I remember apartheid.
My family took delivery of our first colour television in 1976 and I recall watching the Soweto uprising on the news.
I also remember asking my dad what apartheid meant and he explained that black people didn’t have any rights in South Africa and that they couldn’t vote, despite the fact that they were the majority.
Years later he told me that he’d refused a lucrative opportunity to work in South Africa because of apartheid.
I’m proud my parents brought me up to oppose bigotry and prejudice and, growing up in the West of Scotland, we had our fair share of both. So when I heard the term apartheid being used to describe Israel, it merited scrutiny.
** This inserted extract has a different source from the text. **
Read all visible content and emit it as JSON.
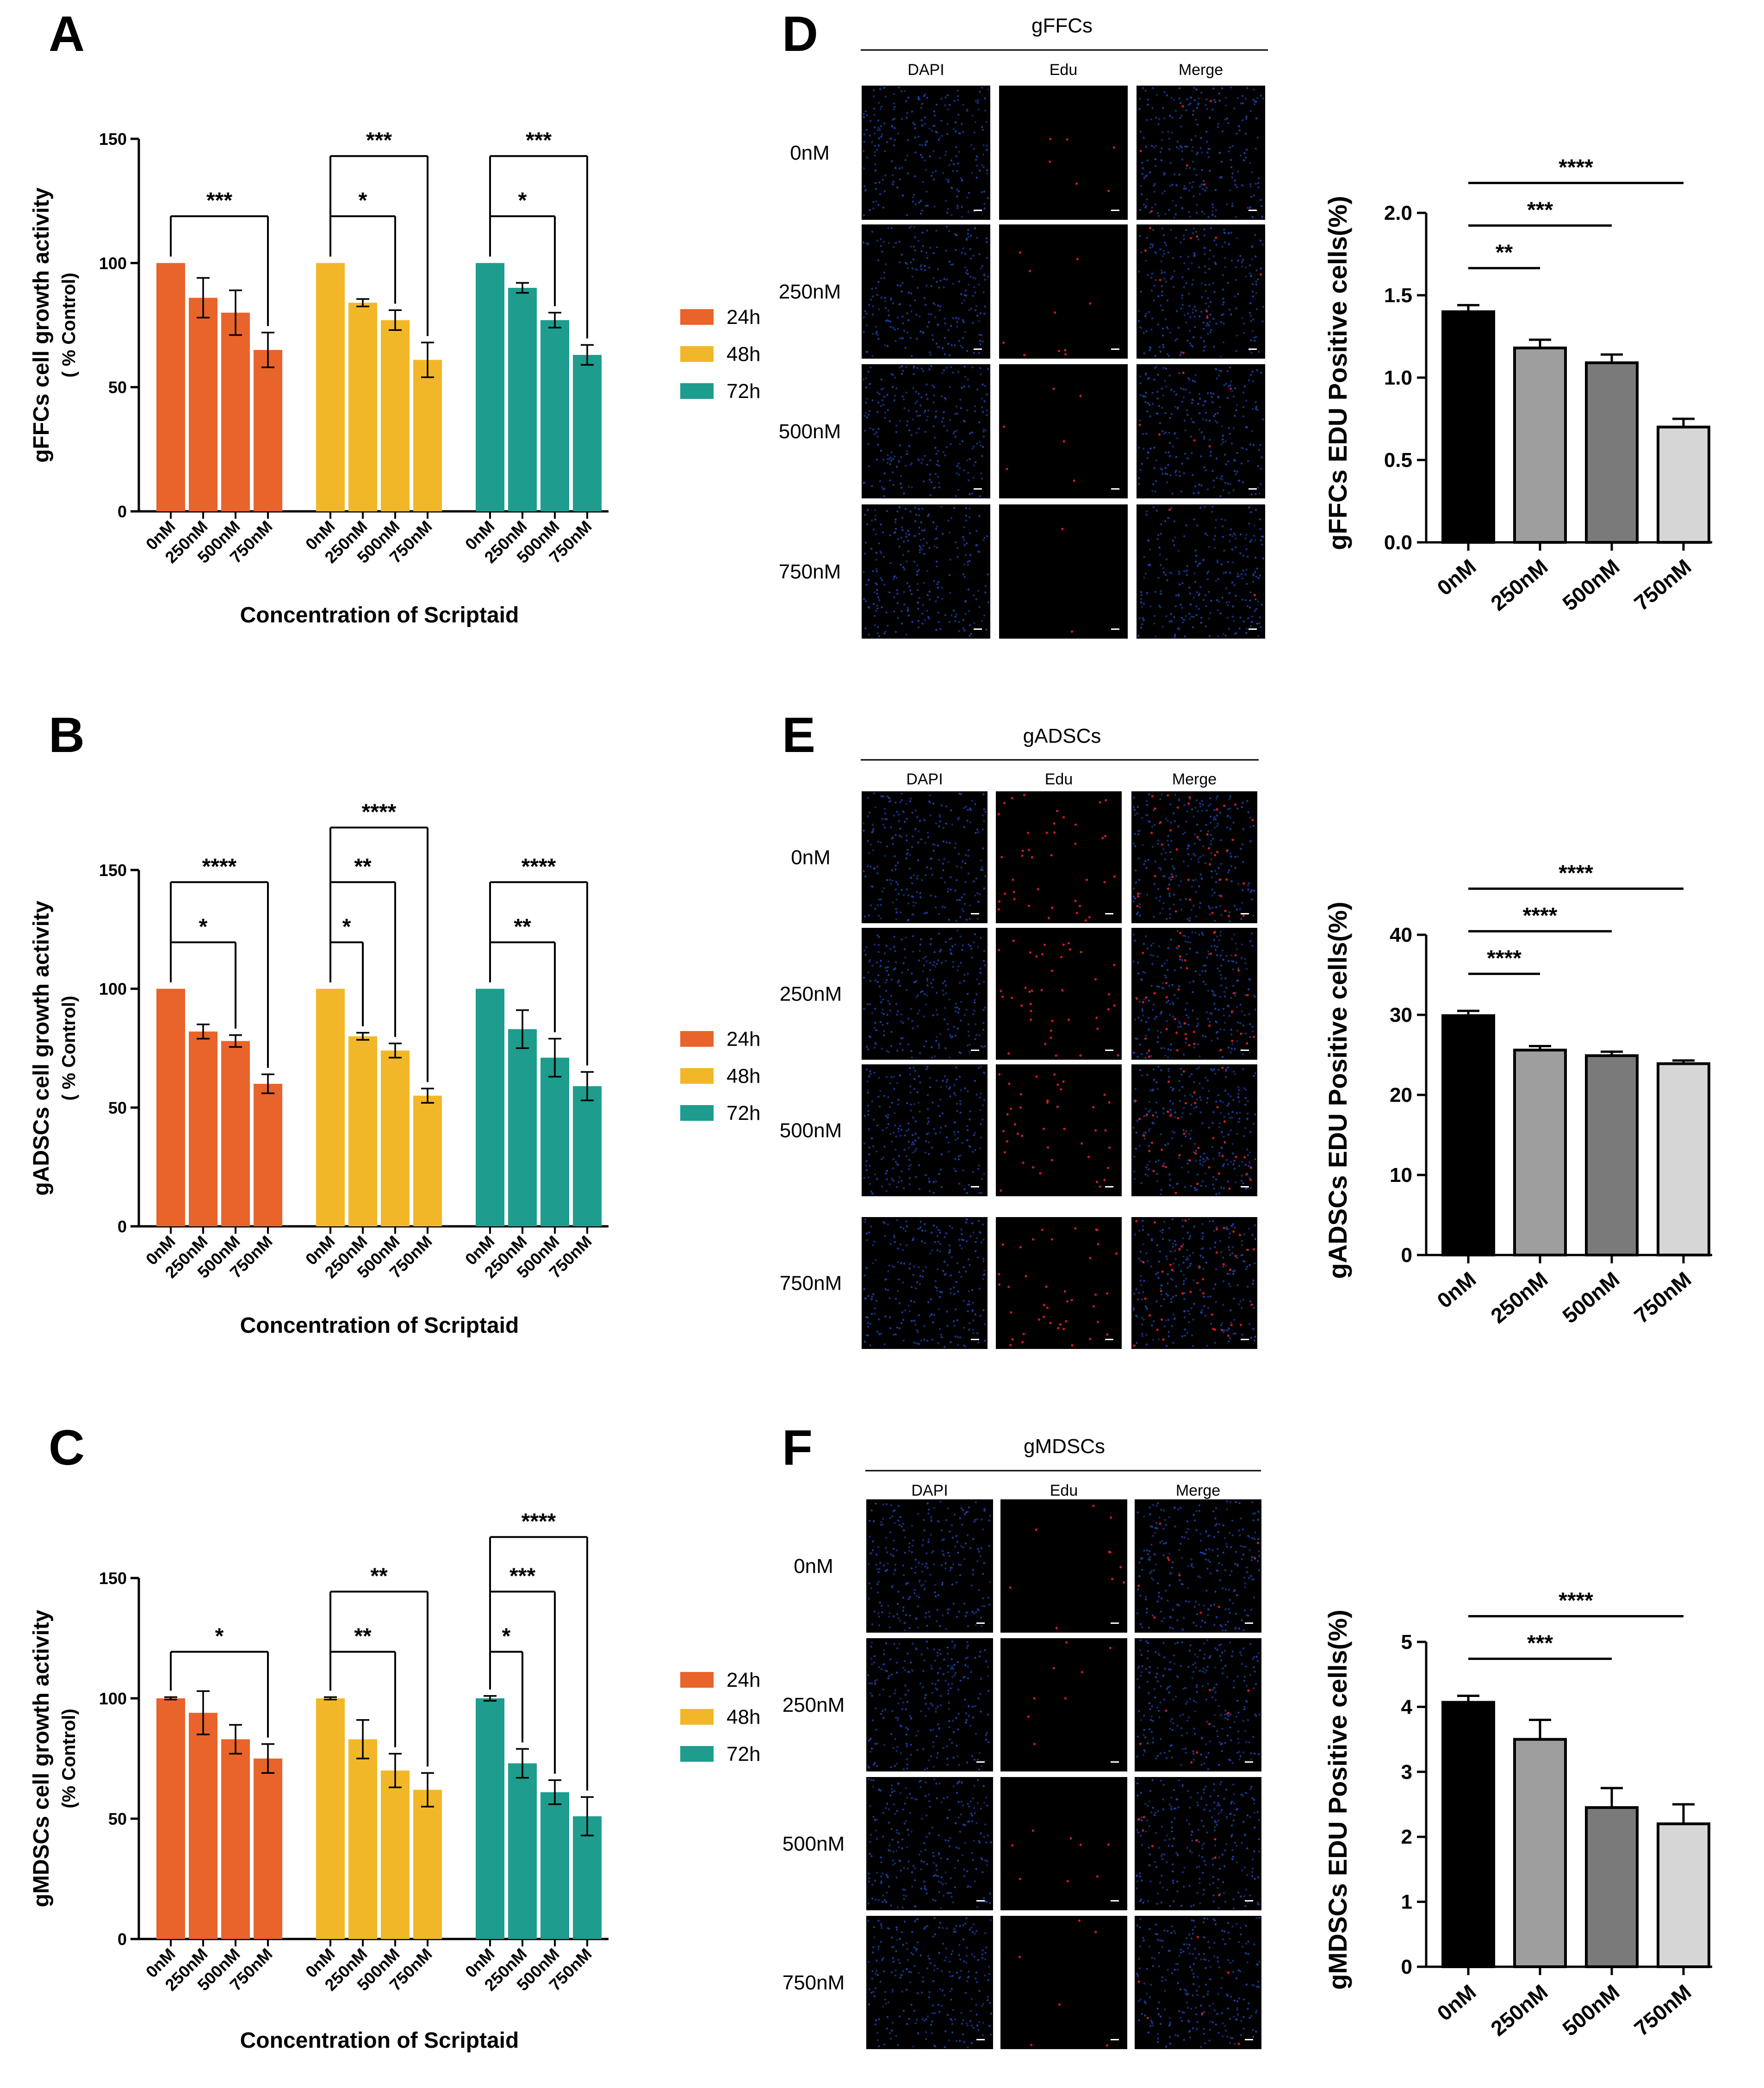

I read about the 1949 Prohibition of Mixed Marriages Act that forbade South Africans to marry or have relations across racial lines,
I read about the 1950 Population Registration Act, which defined people as black, white, coloured and Indian, and I read about the millions of non-white people who were removed from their homes and placed in segregated neighbourhoods.
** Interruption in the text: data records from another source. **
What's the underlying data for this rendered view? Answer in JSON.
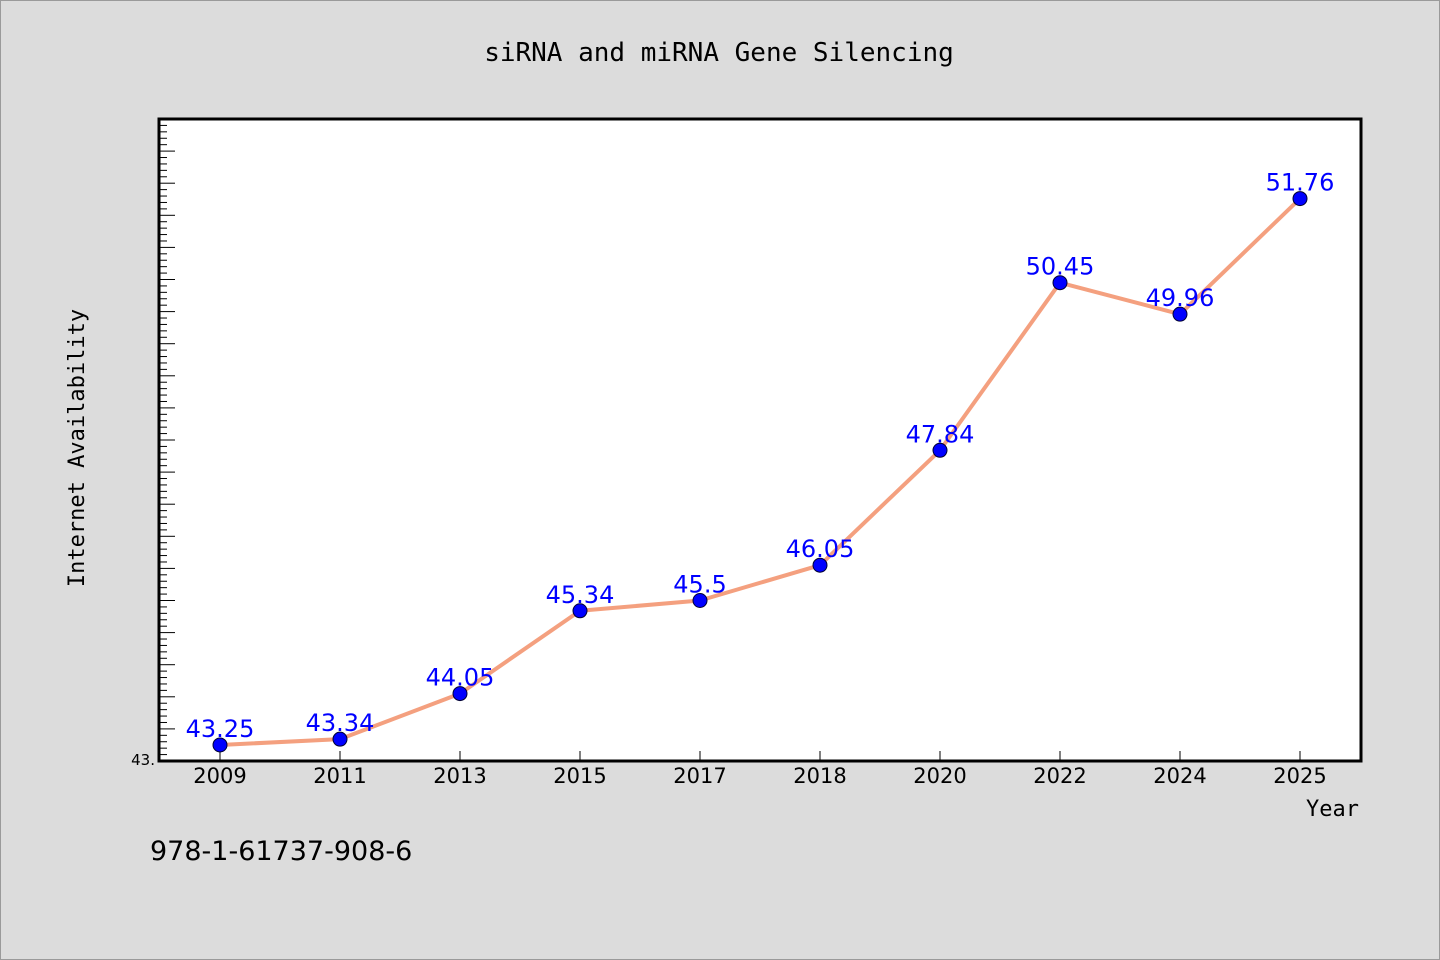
{
  "chart_data": {
    "type": "line",
    "title": "siRNA and miRNA Gene Silencing",
    "xlabel": "Year",
    "ylabel": "Internet Availability",
    "categories": [
      "2009",
      "2011",
      "2013",
      "2015",
      "2017",
      "2018",
      "2020",
      "2022",
      "2024",
      "2025"
    ],
    "series": [
      {
        "values": [
          43.25,
          43.34,
          44.05,
          45.34,
          45.5,
          46.05,
          47.84,
          50.45,
          49.96,
          51.76
        ],
        "labels": [
          "43.25",
          "43.34",
          "44.05",
          "45.34",
          "45.5",
          "46.05",
          "47.84",
          "50.45",
          "49.96",
          "51.76"
        ]
      }
    ],
    "ylim": [
      43.0,
      53.0
    ],
    "ymin_label": "43.",
    "grid": false,
    "colors": {
      "line": "#f4a07f",
      "marker": "#0000ff",
      "data_label": "#0000ff",
      "background": "#dcdcdc",
      "plot_bg": "#ffffff"
    }
  },
  "footer": {
    "isbn": "978-1-61737-908-6"
  }
}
I then examined Israel. A country where women enjoy equality; the LGBT community flourishes; the media is unfettered and critical; an independent judiciary protects the powerless from the powerful; trade unions are well-organised and strong; educational excellence and scientific innovation are pursued; religious minorities are free to practise their creeds and a welfare state supports the poor and marginalised.
It’s a fully functioning, vibrant, colourful, participatory democracy.
But then I wondered if there was another history that could convince me that Israel judged people not by the content of their character but by their background.
And I read these words: “The state of Israel will be open for Jewish immigration and for the ingathering of the exiles; it will foster the development of the country for the benefit of all its inhabitants; it will be based on freedom, justice and peace as envisaged by the prophets of Israel; it will ensure complete equality of social and political rights to all its inhabitants irrespective of religion, race or sex; it will guarantee freedom of religion, conscience, language, education and culture; it will safeguard the Holy Places of all religions; and it will be faithful to the principles of the Charter of the United Nations.’
Any reassurance required that Israel was and is not an apartheid state can be found in the words of Israel’s first Prime Minister, David Ben-Gurion.
We know that those who cast Israel as an apartheid state are the end product of a much more complex sophistry.
The Palestinians seek membership of international organisations not to pursue, but to avoid, peace and to further their objective of deligitmising and isolating the Jewish state.
Israel Apartheid Week is merely an extension of the same perverse policy.
The IBA’s campaign will dismantle the charge of apartheid and expose their real game plan, and seek to support Israeli and Jewish students who face unlawful discrimination in British universities because of these immoral events.